What Mrs Merkel doesn’t understand is that Italy now holds an ace in the hole. If it even signals that it is considering leaving the EU, the collapse of the euro will be instant.
But Italy does not have to destroy the EU just because it is broken. It can build EU 2.0 and it can do that by teaming up with Britain.
Let us return to the fantasy that London will stop being a financial centre and look at how human beings act. The decision-makers of all these financial services firms are all in their 50s and above, and tend to be fluent in English only.
Do you know who makes the decision as to move or not? The wife. Do you think the wife wants to uproot from London where her children, grandchildren and friends probably live? No. London’s masters of the universe are going to do what their wives tell them – and that is to stay put.
So let’s say Italy announces EU 1.0 is not working, time for EU 2.0 and it leads the way in bilateral talks with Britain.

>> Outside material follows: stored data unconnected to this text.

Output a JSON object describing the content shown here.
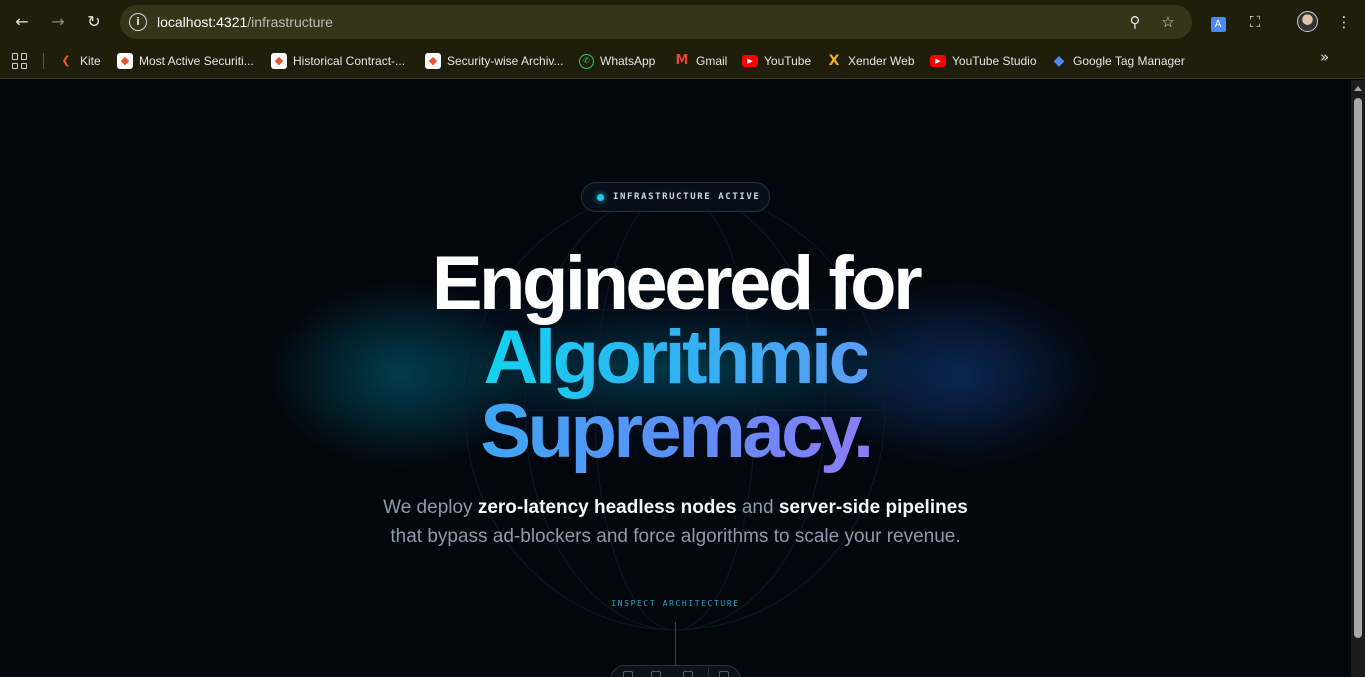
{
  "browser": {
    "url_host": "localhost:4321",
    "url_path": "/infrastructure",
    "bookmarks": [
      {
        "label": "Kite",
        "icon": "kite-icon",
        "color": "#f05a28"
      },
      {
        "label": "Most Active Securiti...",
        "icon": "nse-icon",
        "color": "#e8542c"
      },
      {
        "label": "Historical Contract-...",
        "icon": "nse-icon",
        "color": "#e8542c"
      },
      {
        "label": "Security-wise Archiv...",
        "icon": "nse-icon",
        "color": "#e8542c"
      },
      {
        "label": "WhatsApp",
        "icon": "whatsapp-icon",
        "color": "#25d366"
      },
      {
        "label": "Gmail",
        "icon": "gmail-icon",
        "color": "#ea4335"
      },
      {
        "label": "YouTube",
        "icon": "youtube-icon",
        "color": "#ff0000"
      },
      {
        "label": "Xender Web",
        "icon": "xender-icon",
        "color": "#f5a623"
      },
      {
        "label": "YouTube Studio",
        "icon": "youtube-studio-icon",
        "color": "#ff0000"
      },
      {
        "label": "Google Tag Manager",
        "icon": "tag-manager-icon",
        "color": "#4a8af4"
      }
    ]
  },
  "hero": {
    "badge": "INFRASTRUCTURE ACTIVE",
    "line1": "Engineered for",
    "line2": "Algorithmic",
    "line3": "Supremacy.",
    "sub_pre": "We deploy ",
    "sub_bold1": "zero-latency headless nodes",
    "sub_mid": " and ",
    "sub_bold2": "server-side pipelines",
    "sub_line2": "that bypass ad-blockers and force algorithms to scale your revenue.",
    "inspect": "INSPECT ARCHITECTURE"
  },
  "colors": {
    "accent_cyan": "#14d2f0",
    "accent_violet": "#8e7cf7",
    "background": "#03060c"
  }
}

First one to strike a financial market and passporting deal with Britain wins after all. Italy enters into trade deals with Britain. The dam will break.
Breaking up the EU is in nobody’s interest. Remaining in denial that it is broken and disintegrating doesn’t help either. If regulations and policy are not working, it is time to review them and from an economic and financial perspective – this needs to be done urgently.
Perhaps a push by America, say preferential treatment for EU 2.0, might help things along.